L’ « affaire Bishara » rappelle d’anciennes affaires politiques, comme celle de l’Alternative Information Center en 1987 et, plus récemment, celle de Tali Fahima. Leur dénominateur commun est la volonté de détruire la personne ou l’organisation par des accusations extrêmement graves, répandues par les services de sécurité et relayées par les médias, et qui perdent progressivement de leur gravité : espionnage ou trahison, puis « contact avec un agent ennemi en temps de guerre », puis contacts avec des groupes terroristes, puis « services à des organisations illégales ». A la fin, un procès politique et, éventuellement, une condamnation pour une charge mineure, habituellement liée à « services à des organisations illégales. »
Ce qui doit être clair, c’est que la plus grande partie de l’attaque n’est jamais le procès lui-même, mais la campagne qui précède, avant même qu’un dossier d’accusations soit déposé, et notre riposte aurait dû être immédiate, dès ce premier stade.

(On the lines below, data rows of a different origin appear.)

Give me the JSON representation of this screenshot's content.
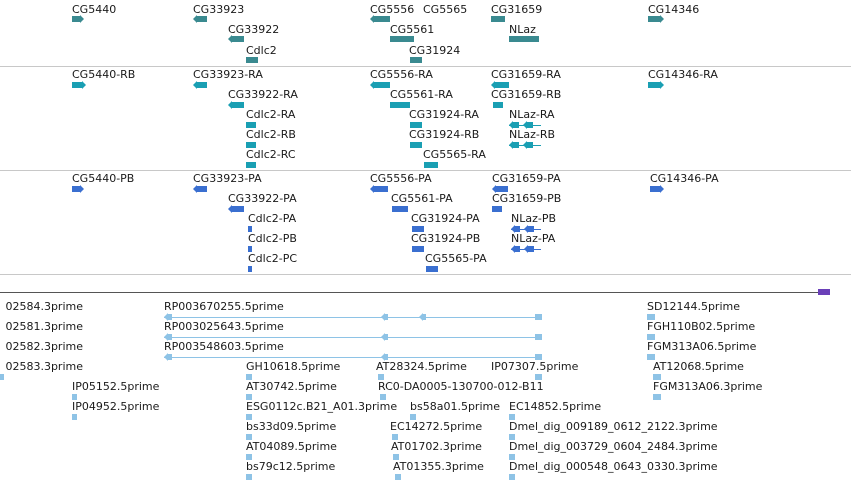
{
  "tracks": {
    "genes": {
      "labels": [
        "CG5440",
        "CG33923",
        "CG33922",
        "Cdlc2",
        "CG5556",
        "CG5565",
        "CG5561",
        "CG31924",
        "CG31659",
        "NLaz",
        "CG14346"
      ]
    },
    "transcripts": {
      "labels": [
        "CG5440-RB",
        "CG33923-RA",
        "CG33922-RA",
        "Cdlc2-RA",
        "Cdlc2-RB",
        "Cdlc2-RC",
        "CG5556-RA",
        "CG5561-RA",
        "CG31924-RA",
        "CG31924-RB",
        "CG5565-RA",
        "CG31659-RA",
        "CG31659-RB",
        "NLaz-RA",
        "NLaz-RB",
        "CG14346-RA"
      ]
    },
    "proteins": {
      "labels": [
        "CG5440-PB",
        "CG33923-PA",
        "CG33922-PA",
        "Cdlc2-PA",
        "Cdlc2-PB",
        "Cdlc2-PC",
        "CG5556-PA",
        "CG5561-PA",
        "CG31924-PA",
        "CG31924-PB",
        "CG5565-PA",
        "CG31659-PA",
        "CG31659-PB",
        "NLaz-PB",
        "NLaz-PA",
        "CG14346-PA"
      ]
    },
    "ests": {
      "labels": [
        "02584.3prime",
        "02581.3prime",
        "02582.3prime",
        "02583.3prime",
        "IP05152.5prime",
        "IP04952.5prime",
        "RP003670255.5prime",
        "RP003025643.5prime",
        "RP003548603.5prime",
        "GH10618.5prime",
        "AT30742.5prime",
        "ESG0112c.B21_A01.3prime",
        "bs33d09.5prime",
        "AT04089.5prime",
        "bs79c12.5prime",
        "AT28324.5prime",
        "RC0-DA0005-130700-012-B11",
        "bs58a01.5prime",
        "EC14272.5prime",
        "AT01702.3prime",
        "AT01355.3prime",
        "IP07307.5prime",
        "EC14852.5prime",
        "Dmel_dig_009189_0612_2122.3prime",
        "Dmel_dig_003729_0604_2484.3prime",
        "Dmel_dig_000548_0643_0330.3prime",
        "SD12144.5prime",
        "FGH110B02.5prime",
        "FGM313A06.5prime",
        "AT12068.5prime",
        "FGM313A06.3prime"
      ]
    }
  },
  "colors": {
    "gene": "#3a8a90",
    "transcript": "#1a9fb3",
    "protein": "#3a6fd0",
    "est": "#8ec3e6",
    "scale_end": "#6a3fb8"
  }
}
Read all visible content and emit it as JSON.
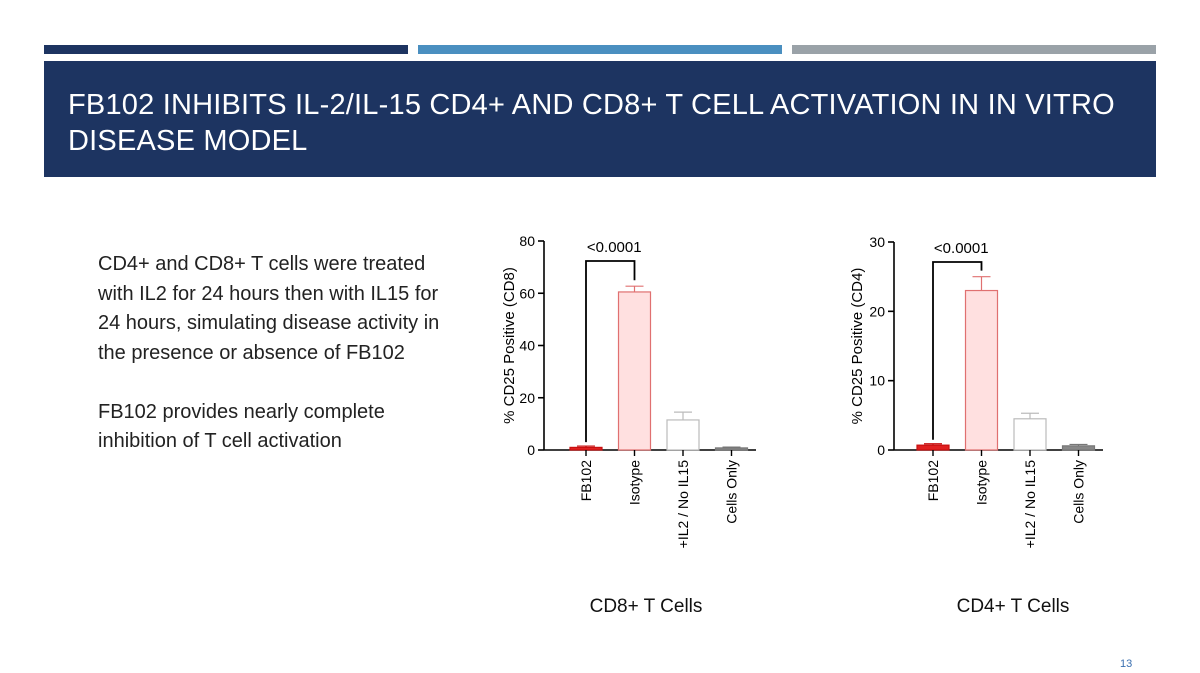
{
  "slide": {
    "title": "FB102 INHIBITS IL-2/IL-15 CD4+ AND CD8+ T CELL ACTIVATION IN IN VITRO DISEASE MODEL",
    "body_paragraphs": [
      "CD4+ and CD8+ T cells were treated with IL2 for 24 hours then with IL15 for 24 hours, simulating disease activity in the presence or absence of FB102",
      "FB102 provides nearly complete inhibition of T cell activation"
    ],
    "page_number": "13",
    "strip_colors": [
      "#1d3461",
      "#4a8fc0",
      "#9aa2a8"
    ]
  },
  "chart_data": [
    {
      "type": "bar",
      "title": "CD8+ T Cells",
      "ylabel": "% CD25 Positive (CD8)",
      "categories": [
        "FB102",
        "Isotype",
        "+IL2 / No IL15",
        "Cells Only"
      ],
      "values": [
        1,
        60.5,
        11.5,
        0.8
      ],
      "error": [
        0.5,
        2.2,
        3,
        0.3
      ],
      "ylim": [
        0,
        80
      ],
      "yticks": [
        0,
        20,
        40,
        60,
        80
      ],
      "fill_colors": [
        "#e02020",
        "#ffe0e0",
        "#ffffff",
        "#888888"
      ],
      "edge_colors": [
        "#c81010",
        "#e07070",
        "#bbbbbb",
        "#777777"
      ],
      "significance": {
        "from": 0,
        "to": 1,
        "label": "<0.0001"
      }
    },
    {
      "type": "bar",
      "title": "CD4+ T Cells",
      "ylabel": "% CD25 Positive (CD4)",
      "categories": [
        "FB102",
        "Isotype",
        "+IL2 / No IL15",
        "Cells Only"
      ],
      "values": [
        0.7,
        23,
        4.5,
        0.6
      ],
      "error": [
        0.2,
        2,
        0.8,
        0.2
      ],
      "ylim": [
        0,
        30
      ],
      "yticks": [
        0,
        10,
        20,
        30
      ],
      "fill_colors": [
        "#e02020",
        "#ffe0e0",
        "#ffffff",
        "#888888"
      ],
      "edge_colors": [
        "#c81010",
        "#e07070",
        "#bbbbbb",
        "#777777"
      ],
      "significance": {
        "from": 0,
        "to": 1,
        "label": "<0.0001"
      }
    }
  ]
}
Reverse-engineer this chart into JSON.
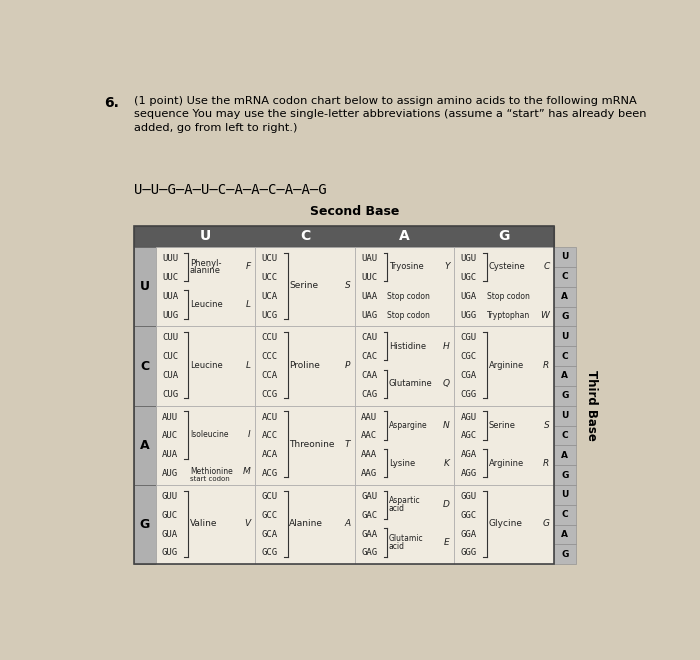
{
  "title_number": "6.",
  "title_text": "(1 point) Use the mRNA codon chart below to assign amino acids to the following mRNA\nsequence You may use the single-letter abbreviations (assume a “start” has already been\nadded, go from left to right.)",
  "sequence": "U–U–G–A–U–C–A–A–C–A–A–G",
  "second_base_label": "Second Base",
  "third_base_label": "Third Base",
  "col_headers": [
    "U",
    "C",
    "A",
    "G"
  ],
  "row_headers": [
    "U",
    "C",
    "A",
    "G"
  ],
  "header_bg": "#5a5a5a",
  "row_header_bg": "#b0b0b0",
  "cell_bg_light": "#f0ebe0",
  "cell_bg_dark": "#e8e3d8",
  "third_base_bg": "#b8b8b8",
  "bg_color": "#d8d0c0",
  "fig_bg": "#d4cbb8"
}
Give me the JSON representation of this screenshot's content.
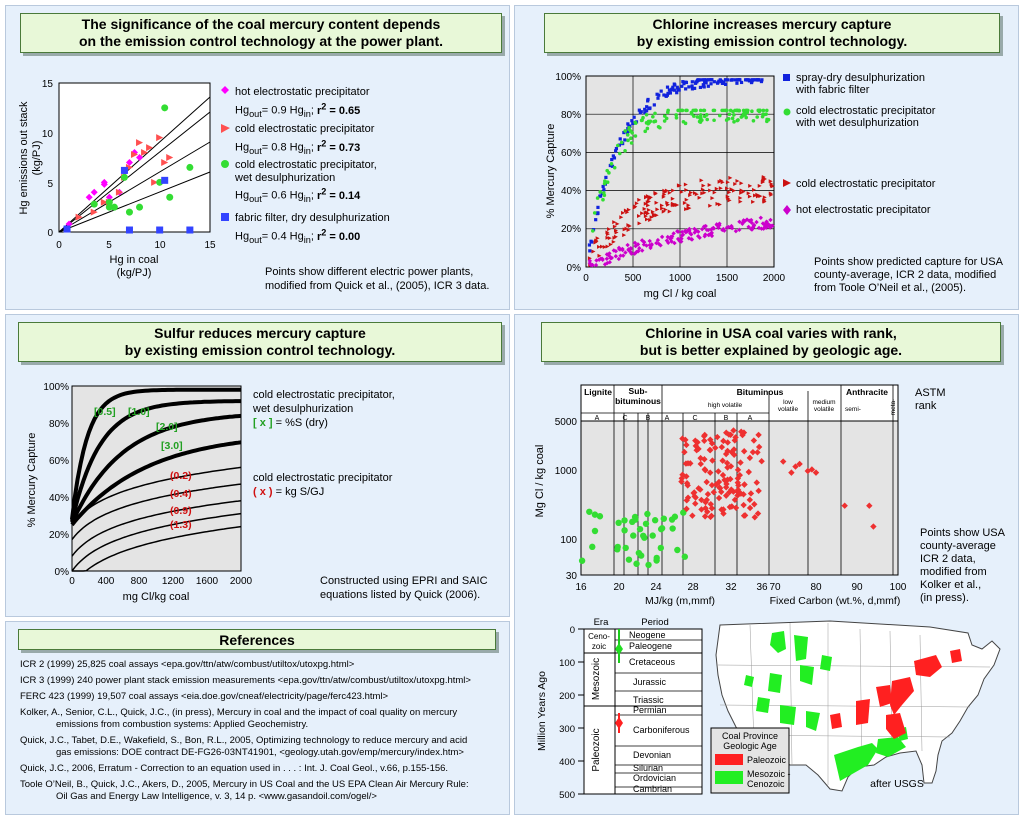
{
  "panel1": {
    "title_l1": "The significance of the coal mercury content depends",
    "title_l2": "on the emission control technology at the power plant.",
    "ylabel1": "Hg emissions out stack",
    "ylabel2": "(kg/PJ)",
    "xlabel1": "Hg in coal",
    "xlabel2": "(kg/PJ)",
    "xticks": [
      "0",
      "5",
      "10",
      "15"
    ],
    "yticks": [
      "0",
      "5",
      "10",
      "15"
    ],
    "legend": [
      {
        "name": "hot electrostatic precipitator",
        "eq": "Hg<sub>out</sub>= 0.9 Hg<sub>in</sub>; <b>r<sup>2</sup> = 0.65</b>",
        "color": "#ff00ff",
        "marker": "diamond"
      },
      {
        "name": "cold electrostatic precipitator",
        "eq": "Hg<sub>out</sub>= 0.8 Hg<sub>in</sub>; <b>r<sup>2</sup> = 0.73</b>",
        "color": "#ff5050",
        "marker": "triangle"
      },
      {
        "name": "cold electrostatic precipitator,<br>wet desulphurization",
        "eq": "Hg<sub>out</sub>= 0.6 Hg<sub>in</sub>; <b>r<sup>2</sup> = 0.14</b>",
        "color": "#33dd33",
        "marker": "circle"
      },
      {
        "name": "fabric filter, dry desulphurization",
        "eq": "Hg<sub>out</sub>= 0.4 Hg<sub>in</sub>; <b>r<sup>2</sup> = 0.00</b>",
        "color": "#3344ff",
        "marker": "square"
      }
    ],
    "note_l1": "Points show different electric power plants,",
    "note_l2": "modified from Quick et al., (2005), ICR 3 data."
  },
  "panel2": {
    "title_l1": "Chlorine increases mercury capture",
    "title_l2": "by existing emission control technology.",
    "ylabel": "% Mercury Capture",
    "xlabel": "mg Cl / kg coal",
    "xticks": [
      "0",
      "500",
      "1000",
      "1500",
      "2000"
    ],
    "yticks": [
      "0%",
      "20%",
      "40%",
      "60%",
      "80%",
      "100%"
    ],
    "legend1": "spray-dry desulphurization",
    "legend1b": "with fabric filter",
    "legend2": "cold electrostatic precipitator",
    "legend2b": "with wet desulphurization",
    "legend3": "cold electrostatic precipitator",
    "legend4": "hot electrostatic precipitator",
    "note_l1": "Points show predicted capture for USA",
    "note_l2": "county-average, ICR 2 data, modified",
    "note_l3": "from Toole O’Neil et al., (2005)."
  },
  "panel3": {
    "title_l1": "Sulfur reduces mercury capture",
    "title_l2": "by existing emission control technology.",
    "ylabel": "% Mercury Capture",
    "xlabel": "mg Cl/kg coal",
    "xticks": [
      "0",
      "400",
      "800",
      "1200",
      "1600",
      "2000"
    ],
    "yticks": [
      "0%",
      "20%",
      "40%",
      "60%",
      "80%",
      "100%"
    ],
    "green_labels": [
      "[0.5]",
      "[1.0]",
      "[2.0]",
      "[3.0]"
    ],
    "red_labels": [
      "(0.2)",
      "(0.4)",
      "(0.9)",
      "(1.3)"
    ],
    "leg1_l1": "cold electrostatic precipitator,",
    "leg1_l2": "wet desulphurization",
    "leg1_l3a": "[ x ]",
    "leg1_l3b": " = %S (dry)",
    "leg2_l1": "cold electrostatic precipitator",
    "leg2_l2a": "( x )",
    "leg2_l2b": " = kg S/GJ",
    "note_l1": "Constructed using EPRI and SAIC",
    "note_l2": "equations listed by Quick (2006)."
  },
  "panel4": {
    "title_l1": "Chlorine in USA coal varies with rank,",
    "title_l2": "but is better explained by geologic age.",
    "rank_headers": [
      "Lignite",
      "Sub-\nbituminous",
      "Bituminous",
      "Anthracite"
    ],
    "sub_headers": [
      "high volatile",
      "low volatile",
      "medium volatile",
      "semi-",
      "meta-"
    ],
    "letters": [
      "A",
      "C",
      "B",
      "A",
      "C",
      "B",
      "A"
    ],
    "ylabel": "Mg Cl / kg coal",
    "yticks": [
      "5000",
      "1000",
      "100",
      "30"
    ],
    "xticks1": [
      "16",
      "20",
      "24",
      "28",
      "32",
      "36"
    ],
    "xticks2": [
      "70",
      "80",
      "90",
      "100"
    ],
    "xlabel1": "MJ/kg (m,mmf)",
    "xlabel2": "Fixed Carbon (wt.%, d,mmf)",
    "astm_l1": "ASTM",
    "astm_l2": "rank",
    "note": [
      "Points show USA",
      "county-average",
      "ICR 2 data,",
      "modified from",
      "Kolker et al.,",
      "(in press)."
    ],
    "era_header": "Era",
    "period_header": "Period",
    "eras": [
      "Ceno-\nzoic",
      "Mesozoic",
      "Paleozoic"
    ],
    "periods": [
      "Neogene",
      "Paleogene",
      "Cretaceous",
      "Jurassic",
      "Triassic",
      "Permian",
      "Carboniferous",
      "Devonian",
      "Silurian",
      "Ordovician",
      "Cambrian"
    ],
    "age_label": "Million Years Ago",
    "age_ticks": [
      "0",
      "100",
      "200",
      "300",
      "400",
      "500"
    ],
    "legend_title1": "Coal Province",
    "legend_title2": "Geologic Age",
    "legend_paleozoic": "Paleozoic",
    "legend_meso1": "Mesozoic -",
    "legend_meso2": "Cenozoic",
    "after": "after USGS"
  },
  "references": {
    "title": "References",
    "items": [
      "ICR 2 (1999) 25,825 coal assays <epa.gov/ttn/atw/combust/utiltox/utoxpg.html>",
      "ICR 3 (1999) 240 power plant stack emission measurements <epa.gov/ttn/atw/combust/utiltox/utoxpg.html>",
      "FERC 423 (1999) 19,507 coal assays <eia.doe.gov/cneaf/electricity/page/ferc423.html>",
      "Kolker, A., Senior, C.L., Quick, J.C., (in press),  Mercury in coal and the impact of coal quality on mercury",
      "emissions from combustion systems: Applied Geochemistry.",
      "Quick, J.C., Tabet, D.E., Wakefield, S., Bon, R.L., 2005, Optimizing technology to reduce mercury and acid",
      "gas emissions: DOE contract DE-FG26-03NT41901, <geology.utah.gov/emp/mercury/index.htm>",
      "Quick, J.C., 2006, Erratum - Correction to an equation used in . . .  : Int. J. Coal Geol., v.66, p.155-156.",
      "Toole O’Neil, B., Quick, J.C., Akers, D., 2005, Mercury in US Coal and the US EPA Clean Air Mercury Rule:",
      "Oil Gas and Energy Law Intelligence, v. 3, 14 p. <www.gasandoil.com/ogel/>"
    ]
  },
  "colors": {
    "panel_bg": "#e6f0fb",
    "title_bg": "#e8f8d8",
    "blue": "#1122dd",
    "green": "#33dd33",
    "red": "#cc1111",
    "magenta": "#cc00cc",
    "paleozoic": "#ff2020",
    "mesozoic": "#22ee22"
  }
}
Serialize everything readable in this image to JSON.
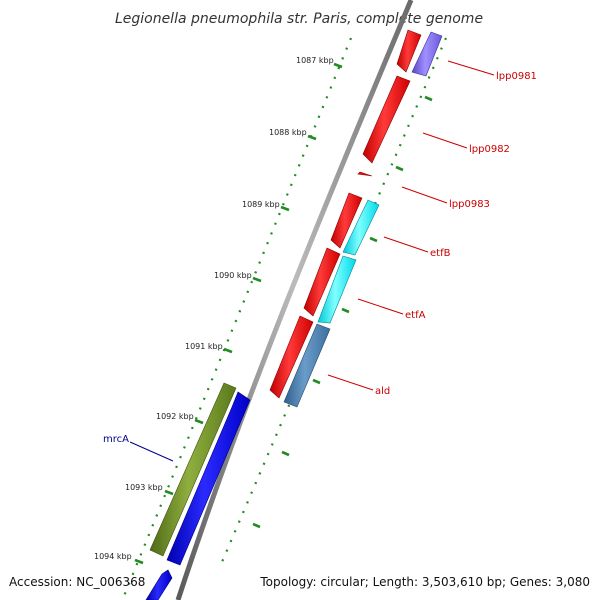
{
  "title": "Legionella pneumophila str. Paris, complete genome",
  "accession": "Accession: NC_006368",
  "summary": "Topology: circular; Length: 3,503,610 bp; Genes: 3,080",
  "scale_labels": [
    "1087 kbp",
    "1088 kbp",
    "1089 kbp",
    "1090 kbp",
    "1091 kbp",
    "1092 kbp",
    "1093 kbp",
    "1094 kbp"
  ],
  "genes": [
    {
      "name": "lpp0981",
      "strand": "-",
      "color": "#7b68ee"
    },
    {
      "name": "lpp0982",
      "strand": "+",
      "color": "#ff0000"
    },
    {
      "name": "lpp0983",
      "strand": "+",
      "color": "#ff0000"
    },
    {
      "name": "etfB",
      "strand": "-",
      "color": "#00ffff"
    },
    {
      "name": "etfA",
      "strand": "-",
      "color": "#00ffff"
    },
    {
      "name": "ald",
      "strand": "-",
      "color": "#4682b4"
    },
    {
      "name": "mrcA",
      "strand": "+",
      "color": "#6b8e23"
    }
  ],
  "colors": {
    "forward_cds": "#ff0000",
    "reverse_cds": "#0000ff",
    "backbone": "#808080",
    "ticks": "#228b22",
    "red_label": "#cc0000",
    "blue_label": "#00008b"
  }
}
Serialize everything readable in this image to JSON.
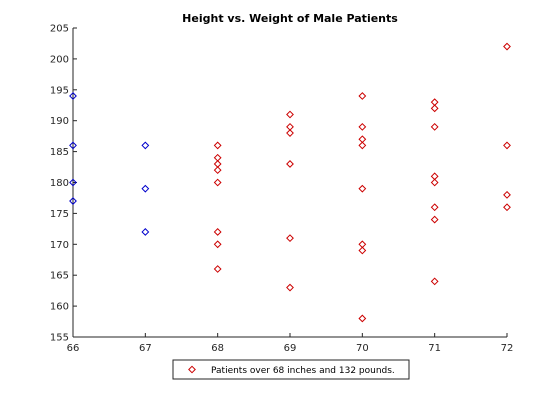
{
  "chart_data": {
    "type": "scatter",
    "title": "Height vs. Weight of Male Patients",
    "xlabel": "",
    "ylabel": "",
    "xlim": [
      66,
      72
    ],
    "ylim": [
      155,
      205
    ],
    "xticks": [
      66,
      67,
      68,
      69,
      70,
      71,
      72
    ],
    "yticks": [
      155,
      160,
      165,
      170,
      175,
      180,
      185,
      190,
      195,
      200,
      205
    ],
    "grid": false,
    "box": "left-bottom",
    "legend_position": "bottom",
    "series": [
      {
        "name": "",
        "color": "#0000cc",
        "marker": "diamond",
        "points": [
          {
            "x": 66,
            "y": 194
          },
          {
            "x": 66,
            "y": 186
          },
          {
            "x": 66,
            "y": 180
          },
          {
            "x": 66,
            "y": 177
          },
          {
            "x": 67,
            "y": 186
          },
          {
            "x": 67,
            "y": 179
          },
          {
            "x": 67,
            "y": 172
          }
        ]
      },
      {
        "name": "Patients over 68 inches and 132 pounds.",
        "color": "#cc0000",
        "marker": "diamond",
        "points": [
          {
            "x": 68,
            "y": 186
          },
          {
            "x": 68,
            "y": 184
          },
          {
            "x": 68,
            "y": 183
          },
          {
            "x": 68,
            "y": 182
          },
          {
            "x": 68,
            "y": 180
          },
          {
            "x": 68,
            "y": 172
          },
          {
            "x": 68,
            "y": 170
          },
          {
            "x": 68,
            "y": 166
          },
          {
            "x": 69,
            "y": 191
          },
          {
            "x": 69,
            "y": 189
          },
          {
            "x": 69,
            "y": 188
          },
          {
            "x": 69,
            "y": 183
          },
          {
            "x": 69,
            "y": 171
          },
          {
            "x": 69,
            "y": 163
          },
          {
            "x": 70,
            "y": 194
          },
          {
            "x": 70,
            "y": 189
          },
          {
            "x": 70,
            "y": 187
          },
          {
            "x": 70,
            "y": 186
          },
          {
            "x": 70,
            "y": 179
          },
          {
            "x": 70,
            "y": 170
          },
          {
            "x": 70,
            "y": 169
          },
          {
            "x": 70,
            "y": 158
          },
          {
            "x": 71,
            "y": 193
          },
          {
            "x": 71,
            "y": 192
          },
          {
            "x": 71,
            "y": 189
          },
          {
            "x": 71,
            "y": 181
          },
          {
            "x": 71,
            "y": 180
          },
          {
            "x": 71,
            "y": 176
          },
          {
            "x": 71,
            "y": 174
          },
          {
            "x": 71,
            "y": 164
          },
          {
            "x": 72,
            "y": 202
          },
          {
            "x": 72,
            "y": 186
          },
          {
            "x": 72,
            "y": 178
          },
          {
            "x": 72,
            "y": 176
          }
        ]
      }
    ],
    "legend": [
      "Patients over 68 inches and 132 pounds."
    ]
  }
}
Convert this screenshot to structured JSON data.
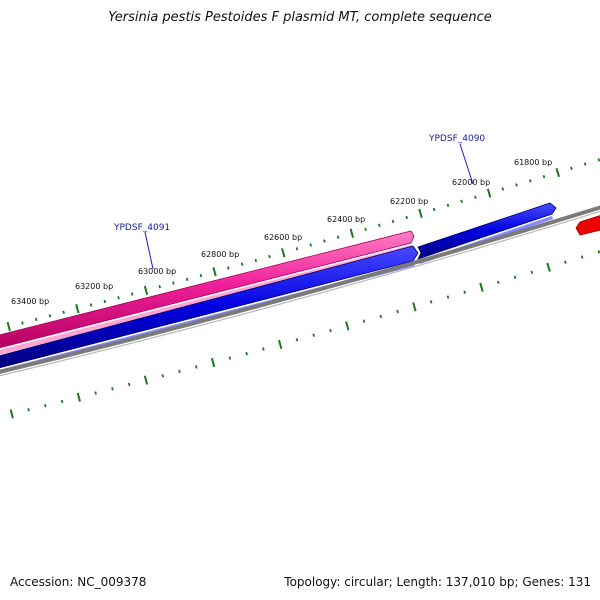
{
  "title": "Yersinia pestis Pestoides F plasmid MT, complete sequence",
  "footer": {
    "accession": "Accession: NC_009378",
    "summary": "Topology: circular; Length: 137,010 bp; Genes: 131"
  },
  "ruler": {
    "labels": [
      "63400 bp",
      "63200 bp",
      "63000 bp",
      "62800 bp",
      "62600 bp",
      "62400 bp",
      "62200 bp",
      "62000 bp",
      "61800 bp"
    ]
  },
  "genes": [
    {
      "label": "YPDSF_4091",
      "color": "#e8198c",
      "strand": "plus"
    },
    {
      "label": "YPDSF_4090",
      "color": "#0000dd",
      "strand": "minus"
    }
  ],
  "colors": {
    "plus_strand": "#e8198c",
    "minus_strand": "#0000dd",
    "backbone": "#7a7a7a",
    "ticks": "#1a7a1a",
    "off_page_feature": "#ee0000"
  }
}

Tous ceux qui « veulent d’abord tout savoir sur le sujet » et qui attendent que le juge ait rendu sa décision avant de s’opposer fermement à la campagne politique contre d’Azmi Bishara et le Balad, font une erreur.
Quant à ceux qui croient pouvoir gagner quelque chose sur le plan politique avec l’attaque du gouvernement contre un parti rival, ceux-là n’ont rien appris de l’histoire : une attaque contre l’un d’entre nous est une attaque contre nous tous, et si cette tentative à délégitimer le Balad réussit, cela déclanchera certainement d’autres attaques contre d’autres partis et organisations politiques ancrés dans la population palestinienne d’Israël.
C’est pourquoi il nous faut, maintenant, nous unir derrière Azmi Bishara et le Balad. Ce n’est pas seulement par devoir de solidarité, mais aussi de se défendre nous-mêmes.